One is left after all this asking where is the concessionary Israel? When Netanyahu states that “Israel should have exploited the repression of the demonstrations in China, when world attention focused on that country, to carry out mass expulsions among the Arabs of the territories.” where is road to peace? Benyamin Netanyahu, then Israeli Deputy Foreign Minister, former Prime Minister of Israel, speaking to students at Bar Ilan University, from the Israeli journal Hotam, November 24, 1989.
Before departing, the group took in a visit to the military courts where the conviction rate is a staggering 99.74%. Access for those just there to witness the proceedings is degrading and takes place only after several searches and gates. There was no notice of which person charged was appearing in which court or what time.
This is a court system where bail is rarely offered, where proceedings are in Hebrew, where the attitude to justice is casual and it can take several months before a first court appearance. Where critics point to further and longer detainment because prosecution witnesses ‘are unavailable’.
It’s hard to see it any other way when Israel’s Prime Minister Ariel Sharon says; “Israel may have the right to put others on trial, but certainly no one has the right to put the Jewish people and the State of Israel on trial.” — Israeli Prime Minister Ariel Sharon, 25 March, 2001 quoted in BBC News Online
Most terrifyingly is a legal system where children are sent to prison as part of this collective or ‘price tag’ justice. It would appear if the military are not able to find the child throwing stones then another child is detained and charged. Rock throwing by the way carries a 6-8 month sentence.
On the day we were there we met one mother – an English teacher – whose son who broke down in floods in tears at the sight of her 14 year old son in leg irons having spent 3 months in prison already awaiting trial. She was allowed to see the last 5 minutes of her son’s court appearance for stone throwing. He received 5 months imprisonment. On Sunday, 18 December 2011, 55 children were released from the Israeli military detention system as part of a prisoner swap agreement. According to the latest figures, 106 children still remain detained.

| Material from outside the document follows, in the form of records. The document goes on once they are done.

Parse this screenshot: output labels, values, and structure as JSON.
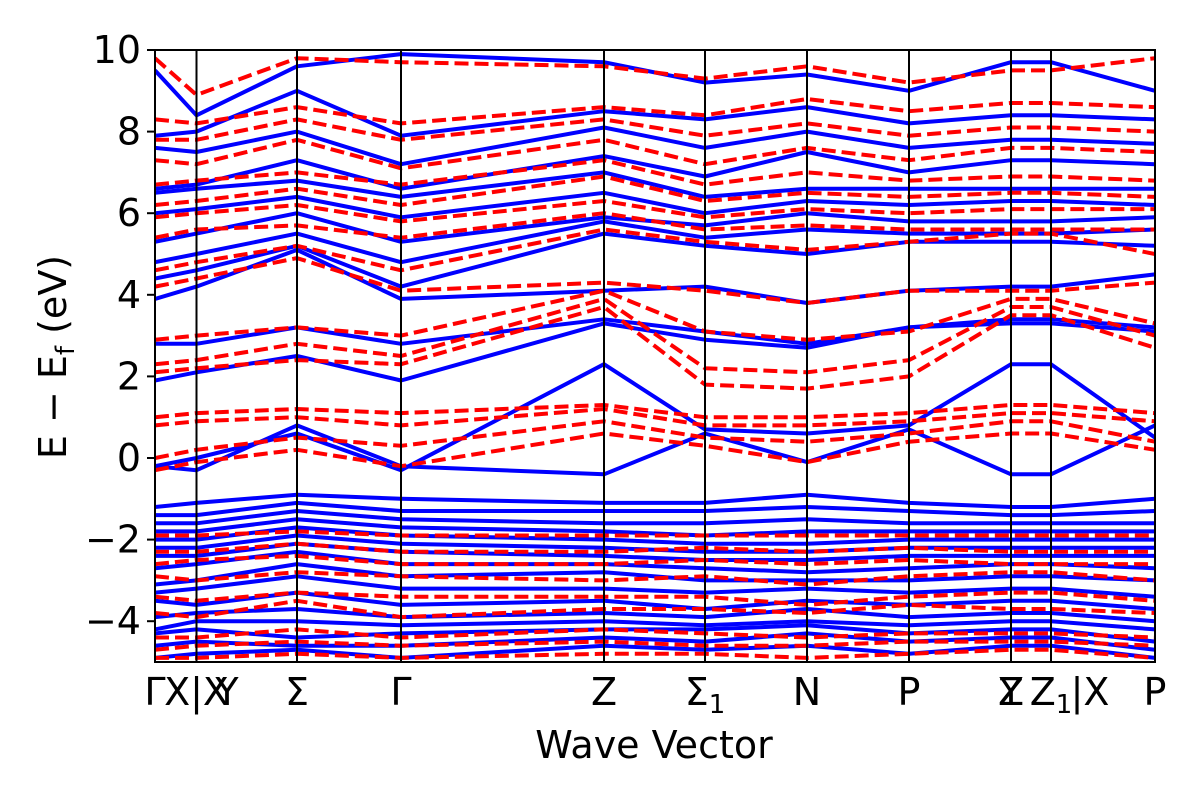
{
  "chart_data": {
    "type": "line",
    "xlabel": "Wave Vector",
    "ylabel_main": "E − E",
    "ylabel_sub": "f",
    "ylabel_unit": " (eV)",
    "ylim": [
      -5,
      10
    ],
    "yticks": [
      {
        "value": -4,
        "label": "−4"
      },
      {
        "value": -2,
        "label": "−2"
      },
      {
        "value": 0,
        "label": "0"
      },
      {
        "value": 2,
        "label": "2"
      },
      {
        "value": 4,
        "label": "4"
      },
      {
        "value": 6,
        "label": "6"
      },
      {
        "value": 8,
        "label": "8"
      },
      {
        "value": 10,
        "label": "10"
      }
    ],
    "xlim": [
      0,
      1
    ],
    "kpoints": [
      {
        "x": 0.0,
        "label": "Γ"
      },
      {
        "x": 0.0415,
        "label": "X|X"
      },
      {
        "x": 0.072,
        "label": "Y"
      },
      {
        "x": 0.142,
        "label": "Σ"
      },
      {
        "x": 0.246,
        "label": "Γ"
      },
      {
        "x": 0.449,
        "label": "Z"
      },
      {
        "x": 0.55,
        "label": "Σ",
        "sub": "1"
      },
      {
        "x": 0.652,
        "label": "N"
      },
      {
        "x": 0.754,
        "label": "P"
      },
      {
        "x": 0.856,
        "label": "Y"
      },
      {
        "x": 0.856,
        "label": "Z"
      },
      {
        "x": 0.896,
        "label": "Z",
        "sub": "1"
      },
      {
        "x": 0.935,
        "label": "|X"
      },
      {
        "x": 1.0,
        "label": "P"
      }
    ],
    "vlines": [
      0.0,
      0.0415,
      0.142,
      0.246,
      0.449,
      0.55,
      0.652,
      0.754,
      0.856,
      0.896,
      1.0
    ],
    "node_x": [
      0.0,
      0.0415,
      0.142,
      0.246,
      0.449,
      0.55,
      0.652,
      0.754,
      0.856,
      0.896,
      1.0
    ],
    "series": [
      {
        "style": "solid",
        "color": "#0000ff",
        "bands": [
          [
            -4.9,
            -4.8,
            -4.7,
            -4.9,
            -4.6,
            -4.7,
            -4.6,
            -4.8,
            -4.6,
            -4.6,
            -4.9
          ],
          [
            -4.6,
            -4.5,
            -4.6,
            -4.6,
            -4.4,
            -4.5,
            -4.3,
            -4.5,
            -4.4,
            -4.4,
            -4.7
          ],
          [
            -4.3,
            -4.2,
            -4.4,
            -4.3,
            -4.2,
            -4.2,
            -4.1,
            -4.3,
            -4.2,
            -4.2,
            -4.5
          ],
          [
            -4.2,
            -4.0,
            -4.0,
            -4.1,
            -4.0,
            -4.1,
            -4.0,
            -4.1,
            -4.0,
            -4.0,
            -4.2
          ],
          [
            -3.9,
            -3.8,
            -3.7,
            -3.9,
            -3.8,
            -3.9,
            -3.7,
            -3.9,
            -3.8,
            -3.8,
            -4.0
          ],
          [
            -3.5,
            -3.6,
            -3.3,
            -3.6,
            -3.5,
            -3.7,
            -3.5,
            -3.6,
            -3.5,
            -3.5,
            -3.7
          ],
          [
            -3.3,
            -3.2,
            -2.9,
            -3.2,
            -3.2,
            -3.3,
            -3.2,
            -3.3,
            -3.2,
            -3.2,
            -3.4
          ],
          [
            -3.1,
            -3.0,
            -2.6,
            -2.9,
            -2.8,
            -3.0,
            -3.0,
            -3.0,
            -2.9,
            -2.9,
            -3.0
          ],
          [
            -2.7,
            -2.6,
            -2.3,
            -2.6,
            -2.6,
            -2.7,
            -2.8,
            -2.7,
            -2.6,
            -2.6,
            -2.7
          ],
          [
            -2.4,
            -2.4,
            -2.1,
            -2.3,
            -2.4,
            -2.5,
            -2.5,
            -2.4,
            -2.4,
            -2.4,
            -2.4
          ],
          [
            -2.2,
            -2.2,
            -1.9,
            -2.1,
            -2.2,
            -2.3,
            -2.3,
            -2.2,
            -2.2,
            -2.2,
            -2.2
          ],
          [
            -2.0,
            -2.0,
            -1.7,
            -1.9,
            -2.0,
            -2.1,
            -2.1,
            -2.0,
            -2.0,
            -2.0,
            -2.0
          ],
          [
            -1.8,
            -1.8,
            -1.5,
            -1.7,
            -1.8,
            -1.9,
            -1.8,
            -1.8,
            -1.8,
            -1.8,
            -1.8
          ],
          [
            -1.6,
            -1.6,
            -1.3,
            -1.5,
            -1.6,
            -1.6,
            -1.5,
            -1.6,
            -1.6,
            -1.6,
            -1.6
          ],
          [
            -1.4,
            -1.4,
            -1.1,
            -1.3,
            -1.3,
            -1.3,
            -1.2,
            -1.3,
            -1.4,
            -1.4,
            -1.3
          ],
          [
            -1.2,
            -1.1,
            -0.9,
            -1.0,
            -1.1,
            -1.1,
            -0.9,
            -1.1,
            -1.2,
            -1.2,
            -1.0
          ],
          [
            -0.2,
            -0.3,
            0.8,
            -0.2,
            -0.4,
            0.6,
            -0.1,
            0.7,
            -0.4,
            -0.4,
            0.8
          ],
          [
            -0.2,
            0.0,
            0.6,
            -0.3,
            2.3,
            0.7,
            0.6,
            0.8,
            2.3,
            2.3,
            0.5
          ],
          [
            1.9,
            2.1,
            2.5,
            1.9,
            3.3,
            2.9,
            2.7,
            3.2,
            3.3,
            3.3,
            3.1
          ],
          [
            2.8,
            2.8,
            3.2,
            2.8,
            3.4,
            3.1,
            2.8,
            3.2,
            3.4,
            3.4,
            3.2
          ],
          [
            3.9,
            4.2,
            5.1,
            3.9,
            4.1,
            4.2,
            3.8,
            4.1,
            4.2,
            4.2,
            4.5
          ],
          [
            4.4,
            4.6,
            5.2,
            4.2,
            5.5,
            5.2,
            5.0,
            5.3,
            5.3,
            5.3,
            5.2
          ],
          [
            4.8,
            5.0,
            5.5,
            4.8,
            5.8,
            5.4,
            5.6,
            5.5,
            5.5,
            5.5,
            5.6
          ],
          [
            5.3,
            5.5,
            6.0,
            5.3,
            5.9,
            5.7,
            6.0,
            5.8,
            5.8,
            5.8,
            5.9
          ],
          [
            6.0,
            6.1,
            6.4,
            5.9,
            6.5,
            6.0,
            6.3,
            6.2,
            6.3,
            6.3,
            6.2
          ],
          [
            6.5,
            6.6,
            6.8,
            6.4,
            7.0,
            6.4,
            6.6,
            6.6,
            6.6,
            6.6,
            6.6
          ],
          [
            6.6,
            6.7,
            7.3,
            6.6,
            7.4,
            6.9,
            7.5,
            7.0,
            7.3,
            7.3,
            7.2
          ],
          [
            7.6,
            7.5,
            8.0,
            7.2,
            8.1,
            7.6,
            8.0,
            7.6,
            7.8,
            7.8,
            7.7
          ],
          [
            7.9,
            8.0,
            9.0,
            7.9,
            8.5,
            8.3,
            8.6,
            8.2,
            8.4,
            8.4,
            8.3
          ],
          [
            9.5,
            8.4,
            9.6,
            9.9,
            9.7,
            9.2,
            9.4,
            9.0,
            9.7,
            9.7,
            9.0
          ]
        ]
      },
      {
        "style": "dashed",
        "color": "#ff0000",
        "bands": [
          [
            -4.9,
            -4.9,
            -4.8,
            -4.9,
            -4.8,
            -4.8,
            -4.9,
            -4.8,
            -4.7,
            -4.7,
            -4.9
          ],
          [
            -4.7,
            -4.6,
            -4.5,
            -4.6,
            -4.5,
            -4.6,
            -4.6,
            -4.5,
            -4.5,
            -4.5,
            -4.6
          ],
          [
            -4.4,
            -4.4,
            -4.2,
            -4.4,
            -4.2,
            -4.3,
            -4.4,
            -4.3,
            -4.3,
            -4.3,
            -4.4
          ],
          [
            -3.8,
            -3.9,
            -3.5,
            -3.9,
            -3.7,
            -3.7,
            -3.8,
            -3.6,
            -3.7,
            -3.7,
            -3.8
          ],
          [
            -3.4,
            -3.5,
            -3.3,
            -3.4,
            -3.4,
            -3.4,
            -3.6,
            -3.4,
            -3.3,
            -3.3,
            -3.5
          ],
          [
            -2.9,
            -3.0,
            -2.8,
            -2.9,
            -3.0,
            -2.9,
            -3.1,
            -2.9,
            -2.8,
            -2.8,
            -3.0
          ],
          [
            -2.6,
            -2.5,
            -2.4,
            -2.6,
            -2.6,
            -2.5,
            -2.6,
            -2.5,
            -2.6,
            -2.6,
            -2.6
          ],
          [
            -2.3,
            -2.3,
            -2.1,
            -2.3,
            -2.3,
            -2.2,
            -2.3,
            -2.2,
            -2.3,
            -2.3,
            -2.3
          ],
          [
            -1.9,
            -1.9,
            -1.8,
            -1.9,
            -1.9,
            -1.9,
            -1.9,
            -1.9,
            -1.9,
            -1.9,
            -1.9
          ],
          [
            -0.3,
            -0.1,
            0.2,
            -0.2,
            0.6,
            0.3,
            -0.1,
            0.4,
            0.6,
            0.6,
            0.2
          ],
          [
            0.0,
            0.2,
            0.5,
            0.3,
            0.9,
            0.5,
            0.4,
            0.6,
            0.9,
            0.9,
            0.4
          ],
          [
            0.8,
            0.9,
            1.0,
            0.8,
            1.2,
            0.8,
            0.8,
            0.9,
            1.1,
            1.1,
            0.9
          ],
          [
            1.0,
            1.1,
            1.2,
            1.1,
            1.3,
            1.0,
            1.0,
            1.1,
            1.3,
            1.3,
            1.1
          ],
          [
            2.1,
            2.2,
            2.4,
            2.3,
            3.7,
            1.8,
            1.7,
            2.0,
            3.5,
            3.5,
            2.7
          ],
          [
            2.3,
            2.4,
            2.8,
            2.5,
            3.9,
            2.2,
            2.1,
            2.4,
            3.7,
            3.7,
            3.0
          ],
          [
            2.9,
            3.0,
            3.2,
            3.0,
            4.1,
            3.1,
            2.9,
            3.1,
            3.9,
            3.9,
            3.3
          ],
          [
            4.2,
            4.4,
            4.9,
            4.1,
            4.3,
            4.1,
            3.8,
            4.1,
            4.1,
            4.1,
            4.3
          ],
          [
            4.6,
            4.8,
            5.2,
            4.6,
            5.6,
            5.3,
            5.1,
            5.3,
            5.5,
            5.5,
            5.0
          ],
          [
            5.4,
            5.6,
            5.7,
            5.4,
            6.0,
            5.6,
            5.7,
            5.6,
            5.6,
            5.6,
            5.6
          ],
          [
            5.9,
            6.0,
            6.2,
            5.8,
            6.3,
            5.9,
            6.1,
            6.0,
            6.1,
            6.1,
            6.1
          ],
          [
            6.2,
            6.3,
            6.6,
            6.2,
            6.9,
            6.3,
            6.5,
            6.4,
            6.5,
            6.5,
            6.4
          ],
          [
            6.7,
            6.8,
            7.0,
            6.7,
            7.3,
            6.7,
            7.0,
            6.8,
            6.9,
            6.9,
            6.8
          ],
          [
            7.3,
            7.2,
            7.8,
            7.1,
            7.8,
            7.2,
            7.6,
            7.3,
            7.6,
            7.6,
            7.5
          ],
          [
            7.8,
            7.8,
            8.3,
            7.8,
            8.3,
            7.9,
            8.2,
            7.9,
            8.1,
            8.1,
            8.0
          ],
          [
            8.3,
            8.2,
            8.6,
            8.2,
            8.6,
            8.4,
            8.8,
            8.5,
            8.7,
            8.7,
            8.6
          ],
          [
            9.8,
            8.9,
            9.8,
            9.7,
            9.6,
            9.3,
            9.6,
            9.2,
            9.5,
            9.5,
            9.8
          ]
        ]
      }
    ]
  }
}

The next man up was accused of speeding, but there was no evidence on offer. He had been in prison 3 months before he finally came to court to plead his innocence. The third man had been denied bail too, charged with assaulting a soldier during a demo. NGOs have begun offering video camcorders for this very reason. The accused’s innocence apparently caught on camera but ignored by the military judge. How can this be. A tape which shows a man innocent and yet he is detained in custody?
These Palestinians were broken and defeated.
It is not difficult to come to the conclusion that the real divisions preventing a peace settlement are the civilised secular Israelis and the ultra orthodox jews; between liberal Tel Aviv and the hardline settlers illegally occupying the West Bank. A division that getting wider.